Mahmoud Hatami pointed to two of the parallel heaps in the long line of fresh earth graves, each covered with branches ripped from the surrounding lavender bushes.
"This is where I buried my mother and father," he said. "I dug them out of their house while the ground was dancing. But you can never win against such forces."
The mud-brick village of Ait Kamara set in the lush ochre hills of north-east Morocco was mourning its newly buried dead yesterday. In one of dozens of new cemeteries that stretched out across a two-square-mile area of countryside, Mr Hatami and his neighbours had buried seven mothers, seven grandfathers and 10 children - aged from two to 12. The official death toll for the whole region remained at 564 but is expected to rise as rescuers reach outlying areas.
The rural community of Ait Kamara, which can only be reached along four miles of rutted and flooded track at points impassable to vehicles, was the epicentre of the earthquake that sent a terrifying pulse of energy measuring 6.8 on the Richter scale across the port of Al Hoceima and its surrounding villages and into the Mediterranean early on Monday.
The Independent was among the first outsiders to reach Ait Kamara yesterday as hundreds of people descended from the hills into Al Hoceima to demonstrate against a faltering rescue operation and to accuse the Moroccan government of abandoning its most impoverished region in its hour of need.
Hassan Hmidouch, leader of the town council in Imzouren, where two blocks of flats were among several dozen flattened buildings, said: "We need the world's help.
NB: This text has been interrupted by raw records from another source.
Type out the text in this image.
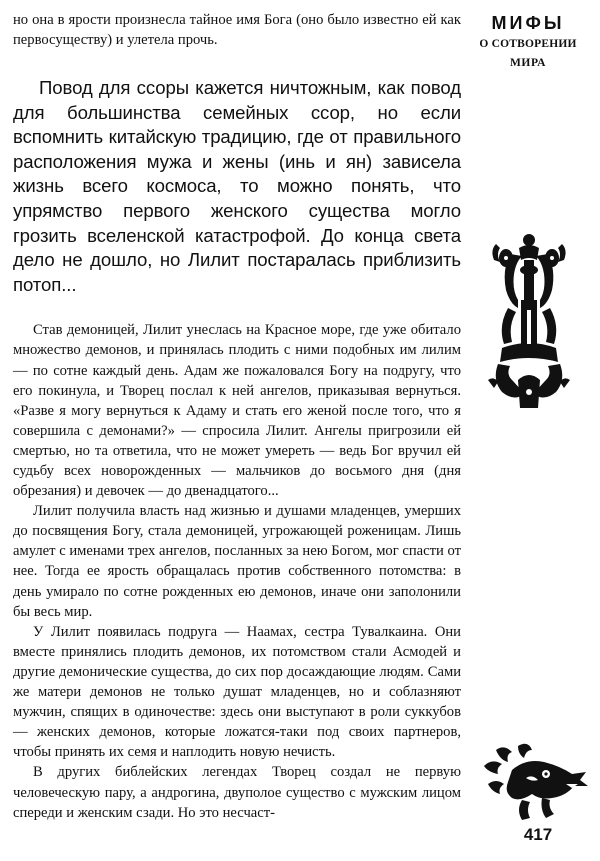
но она в ярости произнесла тайное имя Бога (оно было известно ей как первосуществу) и улетела прочь.

Повод для ссоры кажется ничтожным, как повод для большинства семейных ссор, но если вспомнить китайскую традицию, где от правильного расположения мужа и жены (инь и ян) зависела жизнь всего космоса, то можно понять, что упрямство первого женского существа могло грозить вселенской катастрофой. До конца света дело не дошло, но Лилит постаралась приблизить потоп...

Став демоницей, Лилит унеслась на Красное море, где уже обитало множество демонов, и принялась плодить с ними подобных им лилим — по сотне каждый день. Адам же пожаловался Богу на подругу, что его покинула, и Творец послал к ней ангелов, приказывая вернуться. «Разве я могу вернуться к Адаму и стать его женой после того, что я совершила с демонами?» — спросила Лилит. Ангелы пригрозили ей смертью, но та ответила, что не может умереть — ведь Бог вручил ей судьбу всех новорожденных — мальчиков до восьмого дня (дня обрезания) и девочек — до двенадцатого...

Лилит получила власть над жизнью и душами младенцев, умерших до посвящения Богу, стала демоницей, угрожающей роженицам. Лишь амулет с именами трех ангелов, посланных за нею Богом, мог спасти от нее. Тогда ее ярость обращалась против собственного потомства: в день умирало по сотне рожденных ею демонов, иначе они заполонили бы весь мир.

У Лилит появилась подруга — Наамах, сестра Тувалкаина. Они вместе принялись плодить демонов, их потомством стали Асмодей и другие демонические существа, до сих пор досаждающие людям. Сами же матери демонов не только душат младенцев, но и соблазняют мужчин, спящих в одиночестве: здесь они выступают в роли суккубов — женских демонов, которые ложатся-таки под своих партнеров, чтобы принять их семя и наплодить новую нечисть.

В других библейских легендах Творец создал не первую человеческую пару, а андрогина, двуполое существо с мужским лицом спереди и женским сзади. Но это несчаст-

МИФЫ
О СОТВОРЕНИИ
МИРА
417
It's a total disaster and that help appears to be coming from nowhere else." But for Mr Hatami, 34, a subsistence farmer who normally tends to his fields of broad beans, wheat and an almond grove, the events at 2.27am on Monday were still too raw to leave any room for anger.
Pointing to where the pile of red bricks, fashioned from mud, straw and animal dung, that was the home of his parents - Abdrahim, 72, and Fatima, 52 - he said: "I have no more tears. When it came, I knew straight away what was happening. The earth had turned liquid.
"My house was concrete and it survived but that of my parents, it was destroyed in moments. My brother and I pulled at the ruins but I knew my father and mother were gone. We buried them at sunset in the shadow of the mosque. We laid over lavender to stop the smell. This earthquake was an act of God, an act of a cruel nature."
Around him stood some of the grieving sons, brothers, aunts and nieces of Ait Kamara, a strung-out enclave of 6,000 people about 11 miles south of Al Hoceima at the foot of the Rif mountains. It is a wild region that has become a byword for rebellion by its indigenous Berber for centuries and produced a corresponding period of poverty and depression.
Mohammed Belchen, 31, who saw his seven nieces and nephews escape by a whisker as they dashed from the house moments before it collapsed, said: "The houses just folded like paper, killing everything inside - sleeping parents, children, cows, chickens and goats. Here we have lost 20 people."
Despite a mobilisation of Moroccan army, air force and navy, search teams supported by specialist rescue workers from France, Italy, Germany and the Netherlands were struggling to reach several outlying villages last night, including Tamassint and Bin Hadifa, in the Rif mountains. An encampment of 400 Moroccan soldiers had begun digging in among the almond groves in the Ait Kamara area by yesterday evening. But it was in sharp contrast to the hundreds of paramilitary gendarmerie and police who flooded the area around Al Hoceima to coincide with a visit to the disaster zone by King Mohammed.
As a series of aftershocks, measuring up to 5.3 on the Richter scale and causing at least three further deaths, ran through the region, there were signs that the authorities were struggling to cope with rising discontent and panic. By nightfall, thousands of residents had abandoned their homes for makeshift tarpaulin shelters or the safety of their cars, parked away from any tall building.
The small hospital in Al Hoceima was struggling to cope and had to transfer those with less serious injuries to an adjoining barracks and hospice. The health ministry in the capital, Rabat, insisted that only 80 people remained under medical supervision out of 300.
There was also concern that the authorities were being too swift to give up hope. One teacher, whose parents, three brothers and sister were killed in the village of Ait Abdelaziz, said: "They sent the military and they ordered us to stop digging." The Moroccan Red Crescent said it was still sending teams to search for casualties. It was also warning of the risk of disease arising from poor sanitation in the impromptu tent cities sprouting across the area.
One provincial official told The Independent that no further rescue teams were needed. He said: "The international rescue teams arriving now I am sure will be spectators." Such steadfast pronunciations served only to infuriate local people.
Abdel, his hands stained from digging in the rich red soil of Imzouren, said: "Where are the tents we need to keep dry? Where is the food we need to eat? Where is the water we need to survive? The government is doing nothing. We have buried our dead but what about those who still live?"